Infografica di Al Jazeera: anche la tv del Qatar in queste ore è un pezzo di propaganda probellica |
L'attacco
deciso dall'Arabia saudita - cui partecipano i Paesi del Golfo con
l'appoggio giordano, egiziano, marocchino e pachistano con l'avallo
di Stati uniti e Gran Bretagna, costituisce un pericolosissimo
precedente. Non che sia la prima volta che un Paese decide di
intervenire nel giardino di casa (gli Usa a Panama ad esempio nel
1989 ) ma è forse la prima volta che, in tempi rapidissimi, una
coalizione di volenterosi si mette assieme e manda cento caccia a
bombardare senza nemmeno tentare né un passaggio negoziale, né il
coinvolgimento – almeno di facciata – delle Nazioni unite. Avallo
delle grandi potenze da una parte, silenzio degli altri grandi attori
dall'altro (con l'esclusione di Cina e Russia e ovviamente dell'Iran)
sono il corollario perfetto che ammette le soluzioni di fatto nelle
aree di rispetto delle proprie zone di interesse. Da lì alla guerra
permanente e diffusa in cui ciascuno decide il destino della sua
aerea di influenza con le armi grazie al silenzio assenso degli
alleati, il passo è così breve che è forse già stato fatto. Se
almeno prima c'era una sorta di passaggio negoziale che teneva conto
almeno simbolicamente del parere altrui, adesso va bene così. Certo,
Israele ha fatto altrettanto a Gaza, ma lo Yemen, a differenza di
Gaza, è uno Stato sovrano riconosciuto a livello internazionale.
Dal punto di vista del diritto (da quello umano è la stesa cosa),
siamo di fronte a un passaggio radicale più preoccupante, del resto
già avvenuto nel 2009 quando Riad attaccò il Bahrein nel silenzio
assenso generale.
L'unione europea?
Federica Mogherini |
L'unica voce fuori dal coro è stata ieri quella di Federica
Mogherini che ha twittato come “la guerra non sia mai la
soluzione”, ma è poco. Un tweet (che riprende il suo comunicato ufficiale) non è sufficiente a mettere un
paletto anche se alla responsabile della diplomazia europea tocca tener conto
del fatto che uno dei Paesi membri più importanti, la Gran Bretagna,
aveva appena assicurato il suo avallo a Riad e compagni limitandosi
ad aggiungere che “una soluzione negoziale va trovata”. Da questo
punto di vista il tweet di Mogherini è persino coraggioso (non sarà certo piaciuto né a Londra, né a Parigi) ma resta
poca cosa. Si sta ormai ribaltando un concetto chiave dei rapporti
internazionali: il “prima ti bastono e poi parliamo” surclassa la
regola elementare secondo cui “prima parliamo poi, nel caso, ti
bastono”. Si lascia spazio al solo bastone. Poi probabilmente non si parlerà neppure. E' questo il mondo che
vogliamo?
L'Italia
L'export italiano di armi italiane tra il 2005–2009 e il 2010–14 è cresciuto di oltre il 30% |
Temo
che quanto sta accadendo abbia lasciato indifferenti i più: oggi sui
giornali italiani c'è più spazio ala vicenda, ma ieri La Repubblica, quotidiano
progressista, dedicava alla guerra un trafiletto a pagina 17 (di contorno alla notizia sui jihadisti nostrani) e invece
il primo sfoglio alla tragedia dell'areo caduto in Francia.

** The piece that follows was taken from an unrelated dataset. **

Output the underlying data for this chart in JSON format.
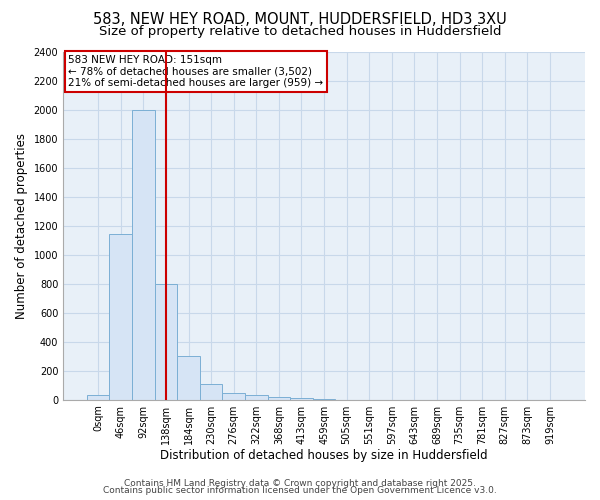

Centocinquanta morti sono una (cattiva) notizia, ma una guerra
nemmeno tanto lontano da casa non meriterebbe altrettanto? E l'Italia del resto che fa? Sembra, al solito, poco conscia di quello che accade e del
ruolo che potrebbe avere. Anzi poco conscia del ruolo che ha; sauditi
e Paesi del Golfo sono i primi acquirenti delle nostre armi e Roma
non si è neppure sognata di fare come la Germania che ha decretato
lo stop di vendite a Riad dopo che sono venute alla luce le sue
responsabilità nella nascita e crescita dell'Is (per la verità il governo non ha smentito né ammesso la notizia della Bild). Potremmo almeno
smettere di finanziare la guerra?
Guerra per procura
Guerra sia detto lateralmente, il
cui evidente obiettivo non è certo lo Yemen. La guerra strisciante
tra Riad e Teheran sta emergendo in superficie. Forse è il caso di
pensarci un momento. Altro che minaccia terroristica. La guerra è
alle porte e noi le stiamo dando le spalle (si veda l'ottimo articolo di Michele Giorgio oggi su il manifesto).